As a wave of home foreclosures courses through the United States, some of the nation’s hardest hit cities think they have found a way to ease the blight left on their communities by the crisis.
Using taxpayer and private money, Boston, Minneapolis, San Diego and a handful of other places are buying foreclosed properties to refurbish and resell them to developers and homeowners in an effort to prevent troubled neighborhoods from sliding into urban decay.
The efforts so far have been taken on a small scale. But local officials say they can become an important pillar of any housing recovery with the help of $4 billion in federal grants that were part of a housing bill Congress approved in July.
Indeed, the sale of foreclosed homes — not just to city governments but more broadly to investors and homeowners — contributed to a 3.1 percent increase in existing home sales in July, the highest level in five months, according to data released on Monday by the National Association of Realtors.
That hardly means that the housing crisis is over, because the number of homes for sale climbed to another record level as more people put their homes on the market. But without buyers taking foreclosed homes at steeply discounted prices, the problem would be even worse.

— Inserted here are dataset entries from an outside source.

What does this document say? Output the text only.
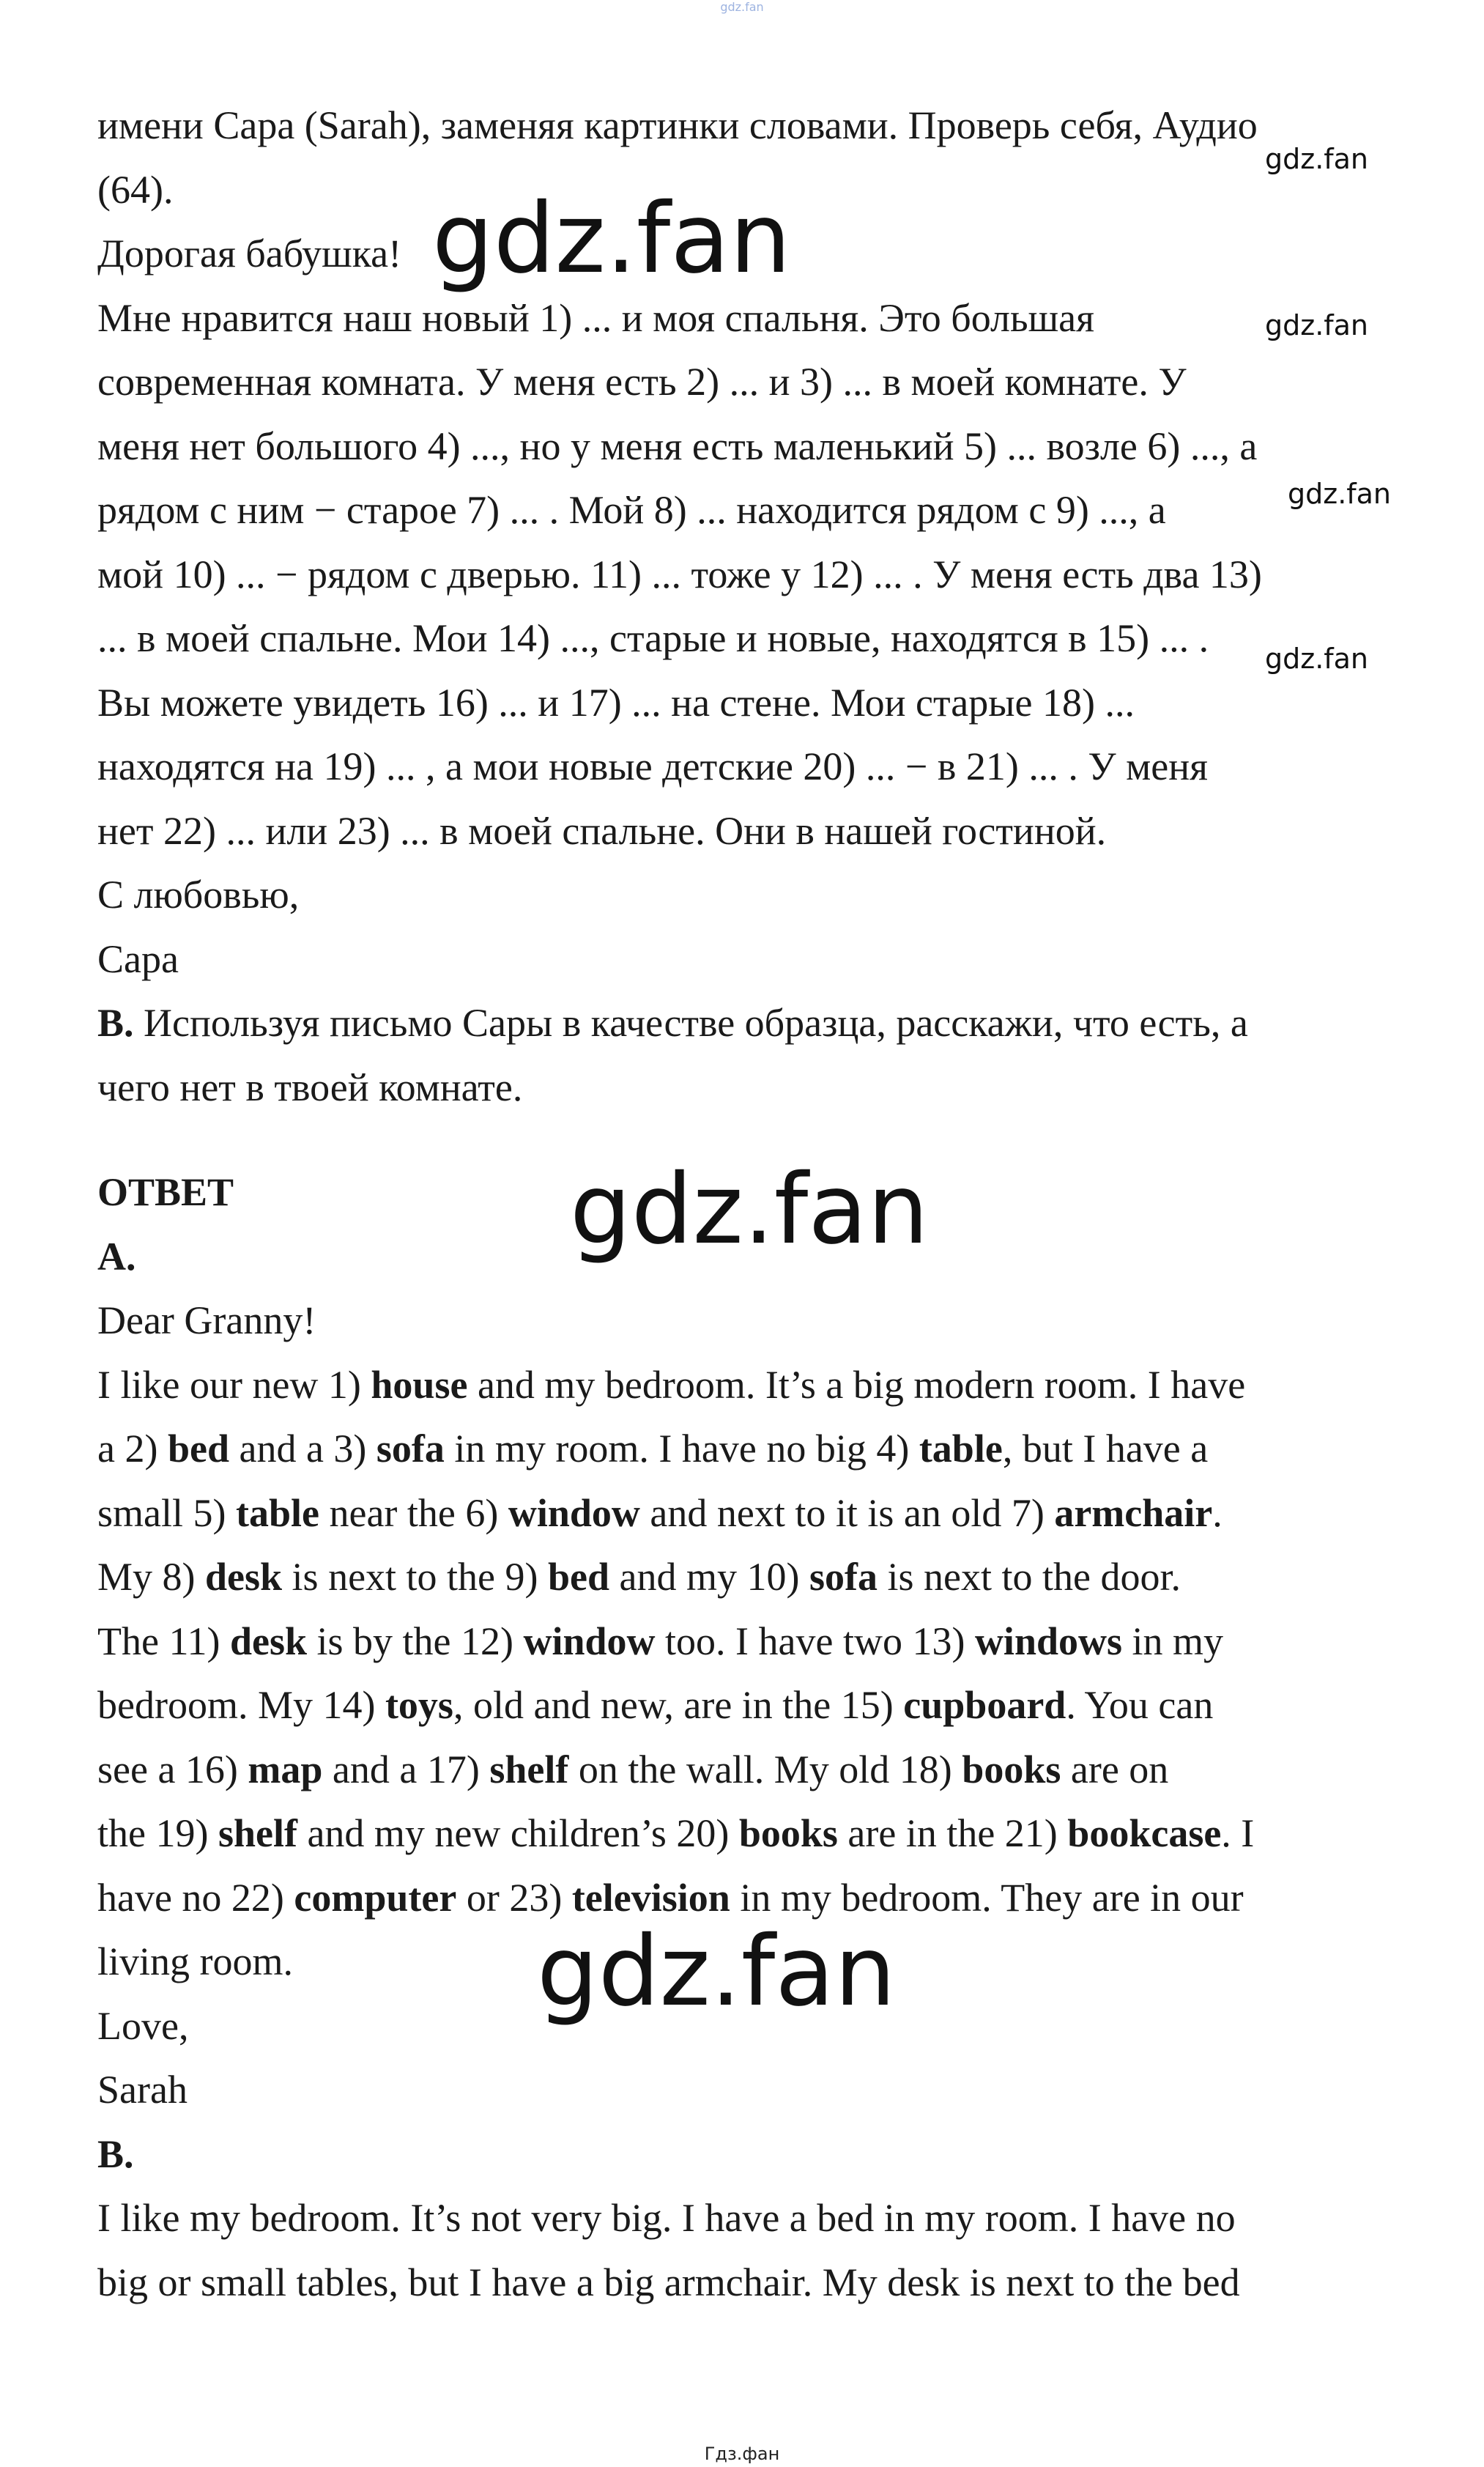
gdz.fan
имени Сара (Sarah), заменяя картинки словами. Проверь себя, Аудио
(64).
Дорогая бабушка!
Мне нравится наш новый 1) ... и моя спальня. Это большая
современная комната. У меня есть 2) ... и 3) ... в моей комнате. У
меня нет большого 4) ..., но у меня есть маленький 5) ... возле 6) ..., а
рядом с ним − старое 7) ... . Мой 8) ... находится рядом с 9) ..., а
мой 10) ... − рядом с дверью. 11) ... тоже у 12) ... . У меня есть два 13)
... в моей спальне. Мои 14) ..., старые и новые, находятся в 15) ... .
Вы можете увидеть 16) ... и 17) ... на стене. Мои старые 18) ...
находятся на 19) ... , а мои новые детские 20) ... − в 21) ... . У меня
нет 22) ... или 23) ... в моей спальне. Они в нашей гостиной.
С любовью,
Сара
B. Используя письмо Сары в качестве образца, расскажи, что есть, а
чего нет в твоей комнате.
ОТВЕТ
A.
Dear Granny!
I like our new 1) house and my bedroom. It’s a big modern room. I have
a 2) bed and a 3) sofa in my room. I have no big 4) table, but I have a
small 5) table near the 6) window and next to it is an old 7) armchair.
My 8) desk is next to the 9) bed and my 10) sofa is next to the door.
The 11) desk is by the 12) window too. I have two 13) windows in my
bedroom. My 14) toys, old and new, are in the 15) cupboard. You can
see a 16) map and a 17) shelf on the wall. My old 18) books are on
the 19) shelf and my new children’s 20) books are in the 21) bookcase. I
have no 22) computer or 23) television in my bedroom. They are in our
living room.
Love,
Sarah
B.
I like my bedroom. It’s not very big. I have a bed in my room. I have no
big or small tables, but I have a big armchair. My desk is next to the bed
gdz.fan
gdz.fan
gdz.fan
gdz.fan
gdz.fan
gdz.fan
gdz.fan
Гдз.фан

Some advocates of free markets say those increased sales should address the rising heaps of distressed properties. But many mayors say the market is not moving quickly enough because lenders overwhelmed by foreclosures are not able to sell repossessed properties fast enough.
Many developers and home buyers are also not willing to take a chance on dilapidated properties in distressed neighborhoods. With some homes staying vacant for months or even years, the government, they say, needs to act as an intermediary.